Un objet littéraire entouré de mystère
Parmi les incunables – soit les ouvrages imprimés en Europe avant 1501 -, un livre a la réputation d’être un des plus mystérieux ouvrages qui ait vu le jour pendant la Renaissance. Ce très singulier “objet littéraire” porte dans son colophon, en dernière page, un titre issu du grec classique. “ Hypnerotomachia Poliphili “ peut, en effet, se traduire par “le combat d’amour en rêve de Poliphile” ; mais, en France, le livre est plus simplement identifié comme “Le Songe de Poliphile” (ci-dessous). Inclassable et fascinant, cet ouvrage, à l’origine de quantité d’interprétations et d’analyses, a servi de source d’inspiration dans le domaine de la littérature, des arts et de l’ésotérisme.

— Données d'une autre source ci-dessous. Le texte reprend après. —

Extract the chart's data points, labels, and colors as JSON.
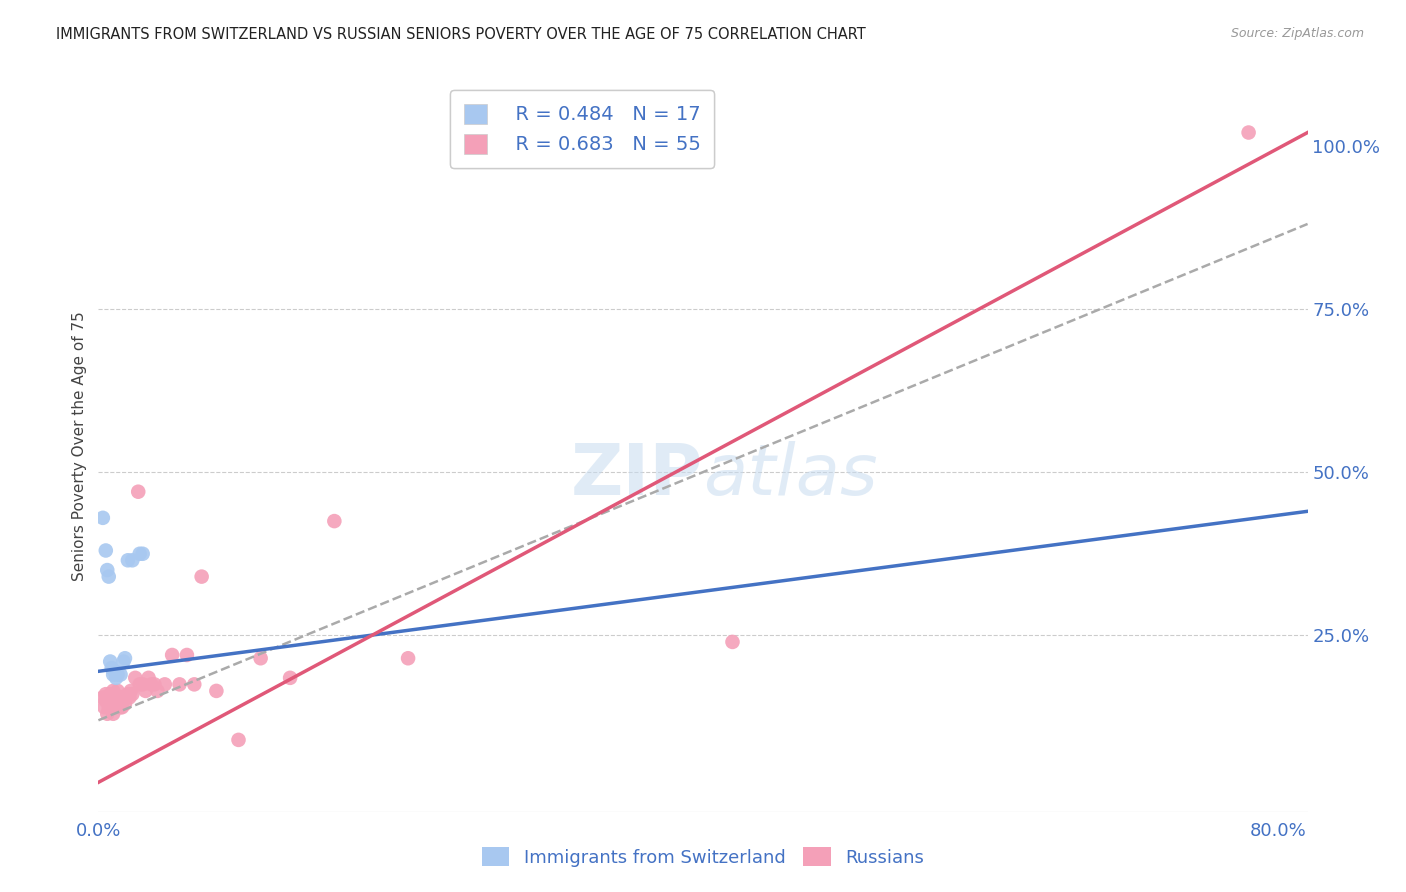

L’œuvre étant anonyme, le premier mystère qui l’entoure réside dans l’identité de son auteur. Il semble bien qu’il ait été résolu depuis longtemps, car un acrostiche, pratique assez courante en littérature, a été facilement démasqué. En effet, en ne gardant que les 37 lettrines ornées qui ouvrent les têtes de chapitres, il est possible d’obtenir une phrase cohérente : “Poliam Frater Franciscus Columna Peramavit”, soit “Frère Francesco Colonna aimait beaucoup Polia”. Cette dédicace cachée a permis d’identifier l’auteur comme étant un moine dominicain qui a passé l’essentiel de sa vie dans un monastère vénitien, mais dont on ne connaît que peu de choses. Cette indication nous apparaît pour le moins éclairante, mais le doute subsiste quand même car il a existé un autre personnage portant le même nom. Il s’agit du membre d’une illustre famille romaine, seigneur de Palestrina. De plus, il ne faut pas écarter la possibilité que le patronyme soit celui d’un “prête-nom” – l’humaniste Leon Battista ALBERTI faisant dès lors figure de candidat crédible à la paternité de l’œuvre -, ou même qu’il soit le fruit d’une réalisation collective.
Autre aspect intrigant, l’auteur a fait appel à une langue composite et peu commune. Ce sabir, mélange de grec, de latin et d’italien dialectal toscan et vénitien latinisé, qualifié de “macaronique“, est surtout connu pour avoir été utilisé à l’époque dans la rédaction de satires et de poèmes burlesques. Ce choix peut donc paraître étrange pour la rédaction d’une Hypnerotomachia totalement dépourvue de prétentions humoristiques. Mais, bien entendu, c’est avant tout dans le contenu lui-même de l’ouvrage que réside sa principale énigme (ci-dessous, une page).
Un livre peuplé d’énigmes
Publié à Venise en 1499, le livre de 468 pages non numérotées, dont certains indices permettent de supposer qu’il aurait été rédigé vers 1467, est sorti des presses de l’atelier du célèbre Alde MANUCE, réputé pour ses réalisations de grande qualité, tant pour la typographie que pour l’impression proprement dite. Umberto ECO, grand bibliophile devant l’éternel, en parlait avec admiration comme “du plus beau livre jamais imprimé”, jugement partagé par beaucoup de spécialistes. Pour la confection de l’ouvrage, l’imprimeur a eu recours à une police “romaine” plus lisible que celle des caractères gothiques. De surcroît, les 172 gravures sur bois, de très bonne facture, fines et très soignées, sont généralement attribuées à Benedetto BORDONE, un des plus illustres collaborateurs de MANUCE. Mais, en l’absence de toute signature, ce point reste sujet à caution, d’autant que des experts ont avancé que certains traits stylistiques évoqueraient BOTTICELLI, BELLINI ou MANTEGNA.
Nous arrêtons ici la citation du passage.